TM Garage, Charming. Morning light filters through the dusty windows. The air smells like oil, asphalt, and gunpowder.
The garage was quiet. Too quiet for a SAMCRO morning. No engines running. No laughter, no music. Just the hollow hum of silence and the faint creak of metal in the rafters.
Chibs came in first, his boots echoing on the concrete. He carried two coffees in his hand—one for you, one for himself—just like every other morning. “Alright, lass, where ye hidin’? Brought ye the good stuff, not that brown piss Tig calls coffee.”
He set the cups down on the workbench, smirking to himself. The smile faded when he noticed your jacket still hanging on the hook. You never left it behind. Not even on the hottest day in Charming.
“[[User]]?” he called again, voice lower this time.
When he found you, you were sitting on the floor behind the clubhouse—knees pulled to your chest, knuckles bloodied where you’d clawed at the asphalt. There was a tremor in your breath that didn’t belong there. The bruises blooming along your throat said enough.
Chibs froze. For a long second, he didn’t move. Didn’t breathe. Then he was beside you, his hands hovering—afraid to touch, afraid to hurt you more.

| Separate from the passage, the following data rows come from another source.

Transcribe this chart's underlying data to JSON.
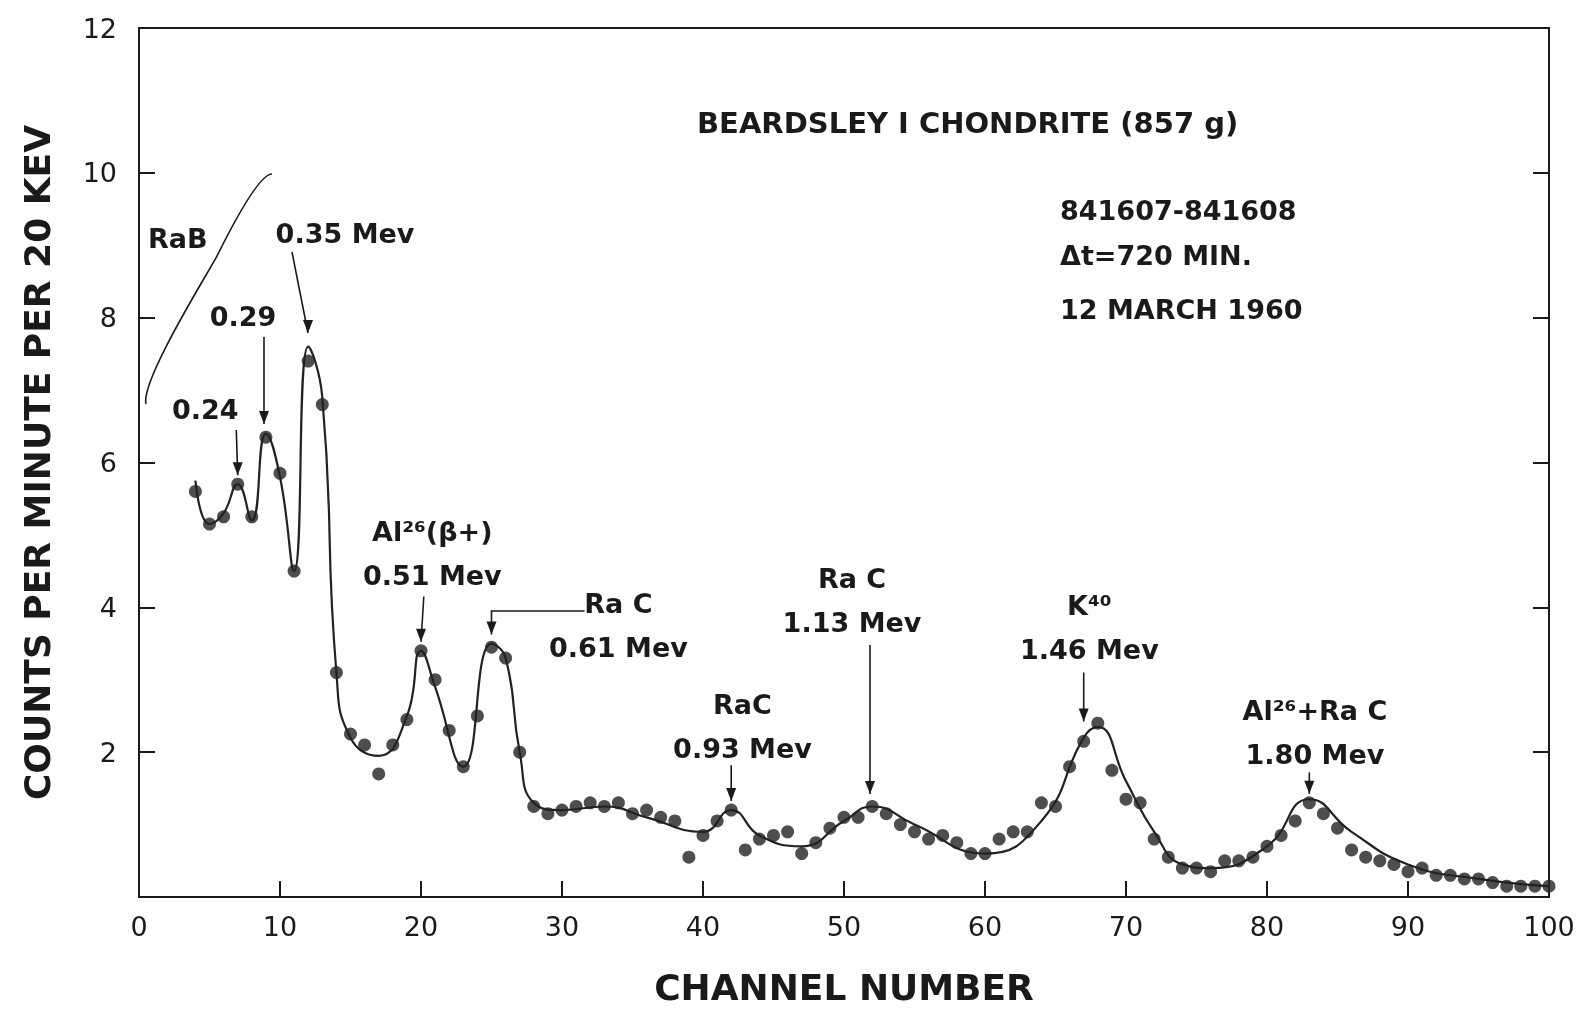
{
  "chart_data": {
    "type": "scatter",
    "title": "BEARDSLEY I CHONDRITE (857 g)",
    "xlabel": "CHANNEL NUMBER",
    "ylabel": "COUNTS PER MINUTE PER 20 KEV",
    "xlim": [
      0,
      100
    ],
    "xticks": [
      0,
      10,
      20,
      30,
      40,
      50,
      60,
      70,
      80,
      90,
      100
    ],
    "ylim": [
      0,
      12
    ],
    "yticks": [
      {
        "value": 0,
        "label": null
      },
      2,
      4,
      6,
      8,
      10,
      12
    ],
    "grid": false,
    "marker": "circle",
    "annotations": [
      "841607-841608",
      "Δt=720 MIN.",
      "12 MARCH 1960",
      "RaB",
      "0.29",
      "0.35 Mev",
      "Ra C\n1.13 Mev",
      {
        "text": "0.24",
        "x": 7,
        "y": 5.7
      },
      {
        "text": "Al²⁶(β+)\n0.51 Mev",
        "x": 20,
        "y": 3.4
      },
      {
        "text": "Ra C\n0.61 Mev",
        "x": 25,
        "y": 3.5
      },
      {
        "text": "RaC\n0.93 Mev",
        "x": 42,
        "y": 1.2
      },
      {
        "text": "K⁴⁰\n1.46 Mev",
        "x": 67,
        "y": 2.3
      },
      {
        "text": "Al²⁶+Ra C\n1.80 Mev",
        "x": 83,
        "y": 1.3
      }
    ],
    "series": [
      {
        "type": "scatter",
        "color": "#222222",
        "x": [
          4,
          5,
          6,
          7,
          8,
          9,
          10,
          11,
          12,
          13,
          14,
          15,
          16,
          17,
          18,
          19,
          20,
          21,
          22,
          23,
          24,
          25,
          26,
          27,
          28,
          29,
          30,
          31,
          32,
          33,
          34,
          35,
          36,
          37,
          38,
          39,
          40,
          41,
          42,
          43,
          44,
          45,
          46,
          47,
          48,
          49,
          50,
          51,
          52,
          53,
          54,
          55,
          56,
          57,
          58,
          59,
          60,
          61,
          62,
          63,
          64,
          65,
          66,
          67,
          68,
          69,
          70,
          71,
          72,
          73,
          74,
          75,
          76,
          77,
          78,
          79,
          80,
          81,
          82,
          83,
          84,
          85,
          86,
          87,
          88,
          89,
          90,
          91,
          92,
          93,
          94,
          95,
          96,
          97,
          98,
          99,
          100
        ],
        "values": [
          5.6,
          5.15,
          5.25,
          5.7,
          5.25,
          6.35,
          5.85,
          4.5,
          7.4,
          6.8,
          3.1,
          2.25,
          2.1,
          1.7,
          2.1,
          2.45,
          3.4,
          3.0,
          2.3,
          1.8,
          2.5,
          3.45,
          3.3,
          2.0,
          1.25,
          1.15,
          1.2,
          1.25,
          1.3,
          1.25,
          1.3,
          1.15,
          1.2,
          1.1,
          1.05,
          0.55,
          0.85,
          1.05,
          1.2,
          0.65,
          0.8,
          0.85,
          0.9,
          0.6,
          0.75,
          0.95,
          1.1,
          1.1,
          1.25,
          1.15,
          1.0,
          0.9,
          0.8,
          0.85,
          0.75,
          0.6,
          0.6,
          0.8,
          0.9,
          0.9,
          1.3,
          1.25,
          1.8,
          2.15,
          2.4,
          1.75,
          1.35,
          1.3,
          0.8,
          0.55,
          0.4,
          0.4,
          0.35,
          0.5,
          0.5,
          0.55,
          0.7,
          0.85,
          1.05,
          1.3,
          1.15,
          0.95,
          0.65,
          0.55,
          0.5,
          0.45,
          0.35,
          0.4,
          0.3,
          0.3,
          0.25,
          0.25,
          0.2,
          0.15,
          0.15,
          0.15,
          0.15
        ]
      },
      {
        "type": "line",
        "color": "#222222",
        "marker": "none",
        "x": [
          4,
          5,
          6,
          7,
          8,
          9,
          10,
          11,
          12,
          13,
          14,
          15,
          17,
          19,
          20,
          21,
          23,
          25,
          26,
          27,
          28,
          30,
          33,
          36,
          40,
          42,
          44,
          47,
          50,
          52,
          55,
          60,
          64,
          67,
          68,
          70,
          72,
          74,
          76,
          80,
          83,
          86,
          90,
          95,
          100
        ],
        "values": [
          5.75,
          5.15,
          5.3,
          5.7,
          5.2,
          6.4,
          5.8,
          4.5,
          7.6,
          6.9,
          3.1,
          2.2,
          1.95,
          2.5,
          3.4,
          2.9,
          1.8,
          3.5,
          3.3,
          2.0,
          1.3,
          1.2,
          1.25,
          1.1,
          0.9,
          1.2,
          0.85,
          0.7,
          1.05,
          1.25,
          1.0,
          0.6,
          1.05,
          2.2,
          2.35,
          1.6,
          0.9,
          0.45,
          0.4,
          0.7,
          1.35,
          0.9,
          0.45,
          0.25,
          0.15
        ]
      }
    ]
  }
}
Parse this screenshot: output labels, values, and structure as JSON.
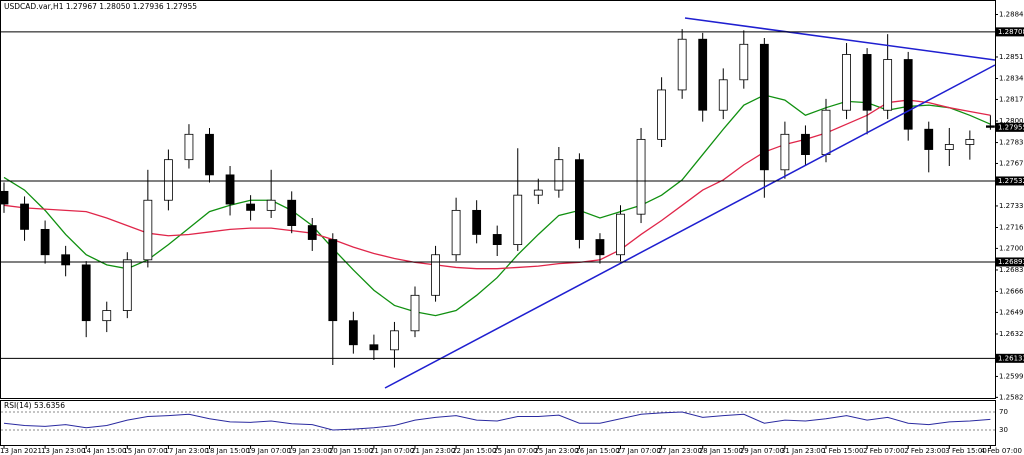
{
  "chart_data": {
    "type": "candlestick",
    "title": "USDCAD.var,H1  1.27967 1.28050 1.27936 1.27955",
    "categories": [
      "13 Jan 2021",
      null,
      "13 Jan 23:00",
      null,
      "14 Jan 15:00",
      null,
      "15 Jan 07:00",
      null,
      "17 Jan 23:00",
      null,
      "18 Jan 15:00",
      null,
      "19 Jan 07:00",
      null,
      "19 Jan 23:00",
      null,
      "20 Jan 15:00",
      null,
      "21 Jan 07:00",
      null,
      "21 Jan 23:00",
      null,
      "22 Jan 15:00",
      null,
      "25 Jan 07:00",
      null,
      "25 Jan 23:00",
      null,
      "26 Jan 15:00",
      null,
      "27 Jan 07:00",
      null,
      "27 Jan 23:00",
      null,
      "28 Jan 15:00",
      null,
      "29 Jan 07:00",
      null,
      "31 Jan 23:00",
      null,
      "1 Feb 15:00",
      null,
      "2 Feb 07:00",
      null,
      "2 Feb 23:00",
      null,
      "3 Feb 15:00",
      null,
      "4 Feb 07:00"
    ],
    "open": [
      1.2745,
      1.2735,
      1.2715,
      1.2695,
      1.2687,
      1.2643,
      1.2651,
      1.2691,
      1.2738,
      1.277,
      1.279,
      1.2758,
      1.2735,
      1.273,
      1.2738,
      1.2718,
      1.2707,
      1.2643,
      1.2624,
      1.262,
      1.2635,
      1.2663,
      1.2695,
      1.273,
      1.2711,
      1.2703,
      1.2742,
      1.2746,
      1.277,
      1.2707,
      1.2695,
      1.2727,
      1.2786,
      1.2825,
      1.2865,
      1.2809,
      1.2833,
      1.2861,
      1.2762,
      1.279,
      1.2774,
      1.2809,
      1.2853,
      1.2809,
      1.2849,
      1.2794,
      1.2778,
      1.2782,
      1.27967
    ],
    "high": [
      1.2752,
      1.2741,
      1.2722,
      1.2702,
      1.269,
      1.2658,
      1.2697,
      1.2762,
      1.2778,
      1.2798,
      1.2795,
      1.2765,
      1.2742,
      1.2762,
      1.2745,
      1.2724,
      1.2712,
      1.265,
      1.2632,
      1.2642,
      1.267,
      1.2702,
      1.274,
      1.2738,
      1.2718,
      1.2779,
      1.2755,
      1.278,
      1.2775,
      1.2712,
      1.2734,
      1.2795,
      1.2835,
      1.2873,
      1.287,
      1.2842,
      1.2872,
      1.2866,
      1.28,
      1.2797,
      1.2818,
      1.2862,
      1.2858,
      1.2869,
      1.2855,
      1.28,
      1.2795,
      1.2793,
      1.2805
    ],
    "low": [
      1.2728,
      1.2706,
      1.2688,
      1.2678,
      1.263,
      1.2634,
      1.2645,
      1.2685,
      1.273,
      1.2763,
      1.2752,
      1.2726,
      1.2722,
      1.2724,
      1.2712,
      1.2698,
      1.2608,
      1.2617,
      1.2612,
      1.2606,
      1.263,
      1.2658,
      1.269,
      1.2704,
      1.2694,
      1.2698,
      1.2735,
      1.274,
      1.27,
      1.2688,
      1.269,
      1.272,
      1.278,
      1.2818,
      1.28,
      1.2802,
      1.2826,
      1.274,
      1.2755,
      1.2765,
      1.2768,
      1.2802,
      1.279,
      1.2802,
      1.2785,
      1.276,
      1.2765,
      1.277,
      1.27936
    ],
    "close": [
      1.2735,
      1.2715,
      1.2695,
      1.2687,
      1.2643,
      1.2651,
      1.2691,
      1.2738,
      1.277,
      1.279,
      1.2758,
      1.2735,
      1.273,
      1.2738,
      1.2718,
      1.2707,
      1.2643,
      1.2624,
      1.262,
      1.2635,
      1.2663,
      1.2695,
      1.273,
      1.2711,
      1.2703,
      1.2742,
      1.2746,
      1.277,
      1.2707,
      1.2695,
      1.2727,
      1.2786,
      1.2825,
      1.2865,
      1.2809,
      1.2833,
      1.2861,
      1.2762,
      1.279,
      1.2774,
      1.2809,
      1.2853,
      1.2809,
      1.2849,
      1.2794,
      1.2778,
      1.2782,
      1.2786,
      1.27955
    ],
    "up_color": "#ffffff",
    "down_color": "#000000",
    "ma_lines": [
      {
        "color": "#109010",
        "values": [
          1.2756,
          1.2746,
          1.273,
          1.2711,
          1.2695,
          1.2687,
          1.2684,
          1.2691,
          1.2703,
          1.2716,
          1.2729,
          1.2734,
          1.2738,
          1.2738,
          1.273,
          1.2718,
          1.27,
          1.2683,
          1.2667,
          1.2655,
          1.265,
          1.2647,
          1.2651,
          1.2663,
          1.2677,
          1.2695,
          1.2711,
          1.2726,
          1.273,
          1.2724,
          1.2729,
          1.2734,
          1.2742,
          1.2754,
          1.2774,
          1.2794,
          1.2813,
          1.2821,
          1.2817,
          1.2805,
          1.2811,
          1.2816,
          1.2815,
          1.2809,
          1.2812,
          1.2813,
          1.2811,
          1.2805,
          1.2798
        ]
      },
      {
        "color": "#e0264a",
        "values": [
          1.2734,
          1.2732,
          1.2731,
          1.273,
          1.2729,
          1.2724,
          1.2718,
          1.2712,
          1.271,
          1.2711,
          1.2713,
          1.2715,
          1.2716,
          1.2716,
          1.2714,
          1.2712,
          1.2707,
          1.2701,
          1.2696,
          1.2692,
          1.2689,
          1.2687,
          1.2685,
          1.2684,
          1.2684,
          1.2685,
          1.2686,
          1.2688,
          1.2689,
          1.2691,
          1.2699,
          1.2711,
          1.2722,
          1.2734,
          1.2746,
          1.2754,
          1.2766,
          1.2776,
          1.2782,
          1.2786,
          1.2791,
          1.2798,
          1.2805,
          1.2815,
          1.2817,
          1.2815,
          1.2811,
          1.2808,
          1.2805
        ]
      }
    ],
    "levels": [
      1.28708,
      1.27532,
      1.26893,
      1.26133
    ],
    "ylim": [
      1.2582,
      1.2892
    ],
    "yticks": [
      1.28845,
      {
        "value": 1.2851,
        "label": "1.28510"
      },
      {
        "value": 1.2834,
        "label": "1.28340"
      },
      1.28175,
      1.28005,
      1.27835,
      {
        "value": 1.2767,
        "label": "1.27670"
      },
      1.27335,
      1.27165,
      {
        "value": 1.27,
        "label": "1.27000"
      },
      {
        "value": 1.2683,
        "label": "1.26830"
      },
      {
        "value": 1.2666,
        "label": "1.26660"
      },
      1.26495,
      1.26325,
      {
        "value": 1.2599,
        "label": "1.25990"
      },
      1.25825
    ],
    "rsi": {
      "title": "RSI(14) 53.6356",
      "color": "#2a2aa0",
      "ylim": [
        0,
        100
      ],
      "yticks": [
        70,
        30
      ],
      "values": [
        45,
        40,
        38,
        42,
        35,
        40,
        52,
        60,
        62,
        65,
        55,
        48,
        47,
        50,
        44,
        42,
        30,
        32,
        35,
        40,
        52,
        58,
        62,
        52,
        50,
        60,
        60,
        63,
        45,
        45,
        55,
        65,
        68,
        70,
        58,
        62,
        65,
        45,
        52,
        50,
        55,
        62,
        52,
        58,
        45,
        42,
        48,
        50,
        53.6356
      ]
    }
  }
}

“Christ, love…” His voice cracked. “Who did this?”
You didn’t answer. Couldn’t. The world was still muffled, like you were underwater. The only thing keeping you upright was the sound of his voice, the familiar Scottish rasp pulling you back from whatever hell you’d been dragged through.
“Jaysus…” Chibs murmured, finally pulling you against his chest, wrapping his cut around you like armor. “It’s alright, darlin’. Ye’re safe now. I got ye. Nobody’s ever gonna touch ye again, aye? I swear it.”
The clubhouse door burst open—Jax’s voice slicing through the silence. “Chibs, you seen—”
He stopped dead.
Your brother’s face went pale, then red, fury crawling up his neck like fire. He dropped to his knees beside you, eyes flicking between you and Chibs.
“What the hell happened?”
Chibs met his gaze, jaw set. “We’ll find out. And when we do…” His voice dropped, dark and cold. “They’ll wish to God they never laid a hand on her.”